Miriam responded enthusiastically, to my kiss or the promise of Parker I can’t be sure, but I accepted it willingly, just the same, with all the frisson of transgression. When we came up for air, the conversation had stopped all around us, and Miriam righted herself on her pillow, then filled the space with a throaty
Cat on a Hot Tin Roof
drawl. “Parker, Parker,” she called, patting the mattress of her queen-size bed. “Come sit here, by us, honey.”

It was a turning point, the first time we ensnared an outsider into our web, the first time we created an
us
that preyed upon a
them,
an
us
that, in loyalty and in every other way that mattered, took precedence over everyone and everything else.

Parker strutted over, beer in hand, cowboy boots clacking on the floor, and slid onto the bed alongside Miriam, kicking one leg over her already slightly parted thighs. In response, she ran her
hand over his chest, casually unbuttoning his shirt and finding his nipples. He lurched forward and let out a low growl that made my own nipples stand up. Somewhere behind me I heard the tinkle of bottles and the rumblings of the exiting
salonistes,
but I was riveted by the scene before me, transfixed by what Miriam was creating for my pleasure.

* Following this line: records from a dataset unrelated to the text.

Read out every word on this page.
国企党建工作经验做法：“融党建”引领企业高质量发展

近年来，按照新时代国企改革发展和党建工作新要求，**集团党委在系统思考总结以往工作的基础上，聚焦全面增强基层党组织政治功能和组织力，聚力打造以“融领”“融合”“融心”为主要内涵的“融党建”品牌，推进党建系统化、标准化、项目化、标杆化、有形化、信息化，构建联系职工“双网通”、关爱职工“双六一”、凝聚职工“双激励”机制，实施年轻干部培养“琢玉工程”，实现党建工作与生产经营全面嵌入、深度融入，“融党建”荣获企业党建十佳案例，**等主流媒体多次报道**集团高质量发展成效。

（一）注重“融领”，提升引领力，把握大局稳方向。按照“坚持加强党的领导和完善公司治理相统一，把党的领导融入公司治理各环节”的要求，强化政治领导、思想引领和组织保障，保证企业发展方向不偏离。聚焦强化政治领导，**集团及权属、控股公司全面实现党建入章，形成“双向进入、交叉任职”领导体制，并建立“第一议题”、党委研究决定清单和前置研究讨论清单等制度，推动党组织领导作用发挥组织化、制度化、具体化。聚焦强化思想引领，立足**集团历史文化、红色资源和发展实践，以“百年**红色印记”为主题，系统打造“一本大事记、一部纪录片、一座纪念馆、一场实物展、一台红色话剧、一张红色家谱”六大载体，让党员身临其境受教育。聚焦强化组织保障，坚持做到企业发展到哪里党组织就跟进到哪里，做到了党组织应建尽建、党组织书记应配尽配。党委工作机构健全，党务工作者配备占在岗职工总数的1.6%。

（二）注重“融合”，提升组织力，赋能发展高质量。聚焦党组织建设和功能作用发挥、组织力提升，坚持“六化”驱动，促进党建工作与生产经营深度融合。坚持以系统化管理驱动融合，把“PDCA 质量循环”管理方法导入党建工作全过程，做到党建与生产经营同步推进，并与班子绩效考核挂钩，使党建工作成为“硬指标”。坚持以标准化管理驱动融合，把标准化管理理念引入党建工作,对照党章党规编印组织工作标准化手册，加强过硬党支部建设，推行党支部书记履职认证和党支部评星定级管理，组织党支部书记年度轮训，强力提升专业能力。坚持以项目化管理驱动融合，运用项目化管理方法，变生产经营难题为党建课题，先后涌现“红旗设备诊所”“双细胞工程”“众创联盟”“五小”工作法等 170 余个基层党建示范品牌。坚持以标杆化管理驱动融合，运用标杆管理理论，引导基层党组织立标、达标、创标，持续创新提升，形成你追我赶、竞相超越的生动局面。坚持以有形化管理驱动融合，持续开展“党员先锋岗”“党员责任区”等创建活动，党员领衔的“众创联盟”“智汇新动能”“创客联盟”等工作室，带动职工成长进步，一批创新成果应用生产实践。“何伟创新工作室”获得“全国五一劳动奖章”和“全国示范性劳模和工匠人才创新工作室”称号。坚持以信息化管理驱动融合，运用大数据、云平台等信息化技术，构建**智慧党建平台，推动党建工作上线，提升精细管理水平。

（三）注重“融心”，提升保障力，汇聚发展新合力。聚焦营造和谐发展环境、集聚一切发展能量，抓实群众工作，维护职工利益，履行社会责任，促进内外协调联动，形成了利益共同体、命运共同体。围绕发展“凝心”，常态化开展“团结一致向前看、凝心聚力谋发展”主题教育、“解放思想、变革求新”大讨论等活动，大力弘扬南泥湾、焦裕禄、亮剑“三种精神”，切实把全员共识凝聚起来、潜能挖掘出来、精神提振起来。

That night we both had Parker, as many times as he would oblige us, and we kissed several times and rubbed each other’s backs and thighs while Parker labored, reminding the other of the tender softness that was there too. But we never made love with each other, not in the conventional sense. There was no mounting or rubbing, no sharing of bodily fluids, though the intimacy of watching was intense. There was a moment so vivid—Miriam with her head back, her hand between her legs as Parker entered her—it could have been etched into my memory with a machete. She reached out her free hand to find mine, then opened her eyes and smiled at me, bridging for me the distance between beholder and beheld.

But then we wanted to sleep, and we wanted to do it without Parker. Suddenly he smelled bad and took up far too much room. We woke him up and told him to leave. He was hurt and looked it, even as his hangover bravado provided some cover. He pushed his face into his pillow, feigning exhaustion and mumbling about the cold, but we were unrelenting, verging on cruel. Finally, he pulled his shirt on, and Miriam slid close to me from behind. She draped her arm around my waist and I felt spent, delicious, and shockingly guilt-free.